Au marché municipal, le boucher, Manel Millan, 55 ans, est du même avis: "ils devraient nous laisser gérer notre argent et peut-être que les choses se calmeraient un peu", dit-il en découpant des filets de viande.

C'est justement le rejet, par le chef du gouvernement espagnol Mariano Rajoy, de concéder à la Catalogne une plus grande autonomie fiscale, en septembre 2012, qui a déclenché un regain de vigueur indépendantiste dans la région, amenant Artur Mas à promettre un référendum, avant d'en fixer la date la semaine dernière.

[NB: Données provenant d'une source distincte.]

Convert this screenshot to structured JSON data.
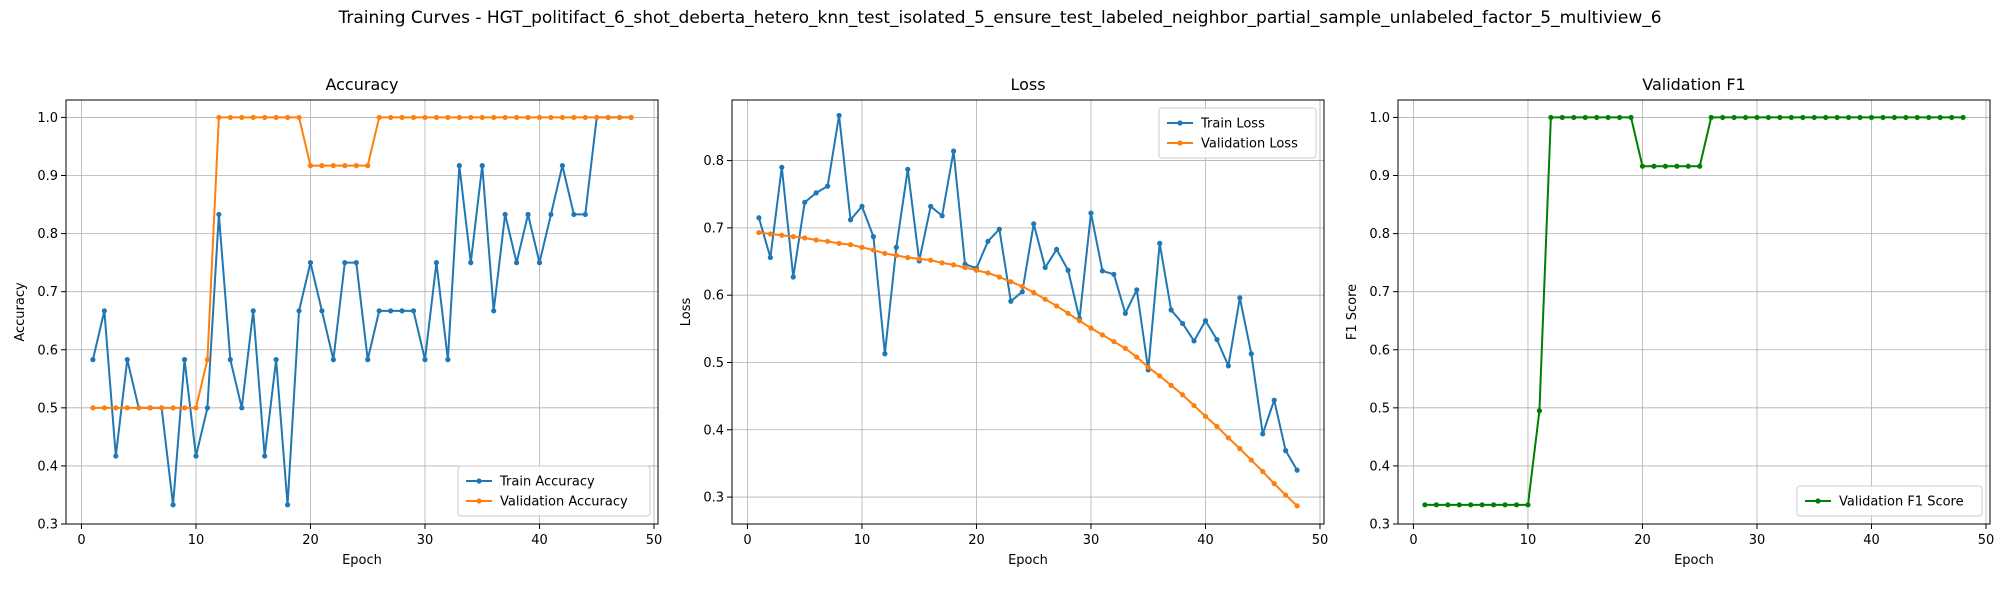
{
  "figure": {
    "suptitle": "Training Curves - HGT_politifact_6_shot_deberta_hetero_knn_test_isolated_5_ensure_test_labeled_neighbor_partial_sample_unlabeled_factor_5_multiview_6"
  },
  "chart_data": [
    {
      "type": "line",
      "title": "Accuracy",
      "xlabel": "Epoch",
      "ylabel": "Accuracy",
      "xlim": [
        -1.35,
        50.35
      ],
      "ylim": [
        0.3,
        1.03
      ],
      "xticks": [
        0,
        10,
        20,
        30,
        40,
        50
      ],
      "yticks": [
        0.3,
        0.4,
        0.5,
        0.6,
        0.7,
        0.8,
        0.9,
        1.0
      ],
      "xtick_labels": [
        "0",
        "10",
        "20",
        "30",
        "40",
        "50"
      ],
      "ytick_labels": [
        "0.3",
        "0.4",
        "0.5",
        "0.6",
        "0.7",
        "0.8",
        "0.9",
        "1.0"
      ],
      "grid": true,
      "legend_position": "lower-right",
      "series": [
        {
          "name": "Train Accuracy",
          "color": "#1f77b4",
          "values": [
            0.583,
            0.667,
            0.417,
            0.583,
            0.5,
            0.5,
            0.5,
            0.333,
            0.583,
            0.417,
            0.5,
            0.833,
            0.583,
            0.5,
            0.667,
            0.417,
            0.583,
            0.333,
            0.667,
            0.75,
            0.667,
            0.583,
            0.75,
            0.75,
            0.583,
            0.667,
            0.667,
            0.667,
            0.667,
            0.583,
            0.75,
            0.583,
            0.917,
            0.75,
            0.917,
            0.667,
            0.833,
            0.75,
            0.833,
            0.75,
            0.833,
            0.917,
            0.833,
            0.833,
            1.0,
            1.0,
            1.0,
            1.0
          ]
        },
        {
          "name": "Validation Accuracy",
          "color": "#ff7f0e",
          "values": [
            0.5,
            0.5,
            0.5,
            0.5,
            0.5,
            0.5,
            0.5,
            0.5,
            0.5,
            0.5,
            0.583,
            1.0,
            1.0,
            1.0,
            1.0,
            1.0,
            1.0,
            1.0,
            1.0,
            0.917,
            0.917,
            0.917,
            0.917,
            0.917,
            0.917,
            1.0,
            1.0,
            1.0,
            1.0,
            1.0,
            1.0,
            1.0,
            1.0,
            1.0,
            1.0,
            1.0,
            1.0,
            1.0,
            1.0,
            1.0,
            1.0,
            1.0,
            1.0,
            1.0,
            1.0,
            1.0,
            1.0,
            1.0
          ]
        }
      ]
    },
    {
      "type": "line",
      "title": "Loss",
      "xlabel": "Epoch",
      "ylabel": "Loss",
      "xlim": [
        -1.35,
        50.35
      ],
      "ylim": [
        0.26,
        0.89
      ],
      "xticks": [
        0,
        10,
        20,
        30,
        40,
        50
      ],
      "yticks": [
        0.3,
        0.4,
        0.5,
        0.6,
        0.7,
        0.8
      ],
      "xtick_labels": [
        "0",
        "10",
        "20",
        "30",
        "40",
        "50"
      ],
      "ytick_labels": [
        "0.3",
        "0.4",
        "0.5",
        "0.6",
        "0.7",
        "0.8"
      ],
      "grid": true,
      "legend_position": "upper-right",
      "series": [
        {
          "name": "Train Loss",
          "color": "#1f77b4",
          "values": [
            0.715,
            0.656,
            0.79,
            0.627,
            0.738,
            0.752,
            0.762,
            0.867,
            0.712,
            0.732,
            0.687,
            0.513,
            0.671,
            0.787,
            0.651,
            0.732,
            0.718,
            0.814,
            0.646,
            0.64,
            0.68,
            0.698,
            0.591,
            0.605,
            0.706,
            0.641,
            0.668,
            0.637,
            0.565,
            0.722,
            0.636,
            0.631,
            0.573,
            0.608,
            0.489,
            0.677,
            0.578,
            0.558,
            0.532,
            0.562,
            0.534,
            0.495,
            0.596,
            0.513,
            0.394,
            0.444,
            0.369,
            0.34
          ]
        },
        {
          "name": "Validation Loss",
          "color": "#ff7f0e",
          "values": [
            0.693,
            0.691,
            0.689,
            0.687,
            0.685,
            0.682,
            0.68,
            0.677,
            0.675,
            0.671,
            0.667,
            0.662,
            0.659,
            0.656,
            0.654,
            0.652,
            0.648,
            0.645,
            0.641,
            0.637,
            0.633,
            0.627,
            0.62,
            0.613,
            0.604,
            0.594,
            0.584,
            0.573,
            0.562,
            0.551,
            0.541,
            0.531,
            0.521,
            0.508,
            0.493,
            0.48,
            0.466,
            0.452,
            0.436,
            0.42,
            0.405,
            0.388,
            0.372,
            0.355,
            0.338,
            0.32,
            0.303,
            0.287
          ]
        }
      ]
    },
    {
      "type": "line",
      "title": "Validation F1",
      "xlabel": "Epoch",
      "ylabel": "F1 Score",
      "xlim": [
        -1.35,
        50.35
      ],
      "ylim": [
        0.3,
        1.03
      ],
      "xticks": [
        0,
        10,
        20,
        30,
        40,
        50
      ],
      "yticks": [
        0.3,
        0.4,
        0.5,
        0.6,
        0.7,
        0.8,
        0.9,
        1.0
      ],
      "xtick_labels": [
        "0",
        "10",
        "20",
        "30",
        "40",
        "50"
      ],
      "ytick_labels": [
        "0.3",
        "0.4",
        "0.5",
        "0.6",
        "0.7",
        "0.8",
        "0.9",
        "1.0"
      ],
      "grid": true,
      "legend_position": "lower-right",
      "series": [
        {
          "name": "Validation F1 Score",
          "color": "#008000",
          "values": [
            0.333,
            0.333,
            0.333,
            0.333,
            0.333,
            0.333,
            0.333,
            0.333,
            0.333,
            0.333,
            0.495,
            1.0,
            1.0,
            1.0,
            1.0,
            1.0,
            1.0,
            1.0,
            1.0,
            0.916,
            0.916,
            0.916,
            0.916,
            0.916,
            0.916,
            1.0,
            1.0,
            1.0,
            1.0,
            1.0,
            1.0,
            1.0,
            1.0,
            1.0,
            1.0,
            1.0,
            1.0,
            1.0,
            1.0,
            1.0,
            1.0,
            1.0,
            1.0,
            1.0,
            1.0,
            1.0,
            1.0,
            1.0
          ]
        }
      ]
    }
  ]
}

Mais les partisans du "non" commencent aussi à se faire entendre.

Le 12 octobre dernier, jour de la fête nationale, des dizaines de milliers d'entre eux ont manifesté à Barcelone, en réponse à l'immense chaîne humaine indépendantiste organisée un mois plus tôt.

Selon un sondage publié samedi par le journal régional El Periodico, 44% des Catalans voteraient pour l'indépendance et 36% contre. Mais les 20% restants n'ont pas encore décidé.

"Nous allons voir ce qui se passe. Mais si nous devenons indépendants, je sais déjà que je ne toucherai pas ma pension de retraite au cours des dix prochaines années", prédit Vicenta, avant d'ajouter: "pourvu que ça ne se passe pas comme ça".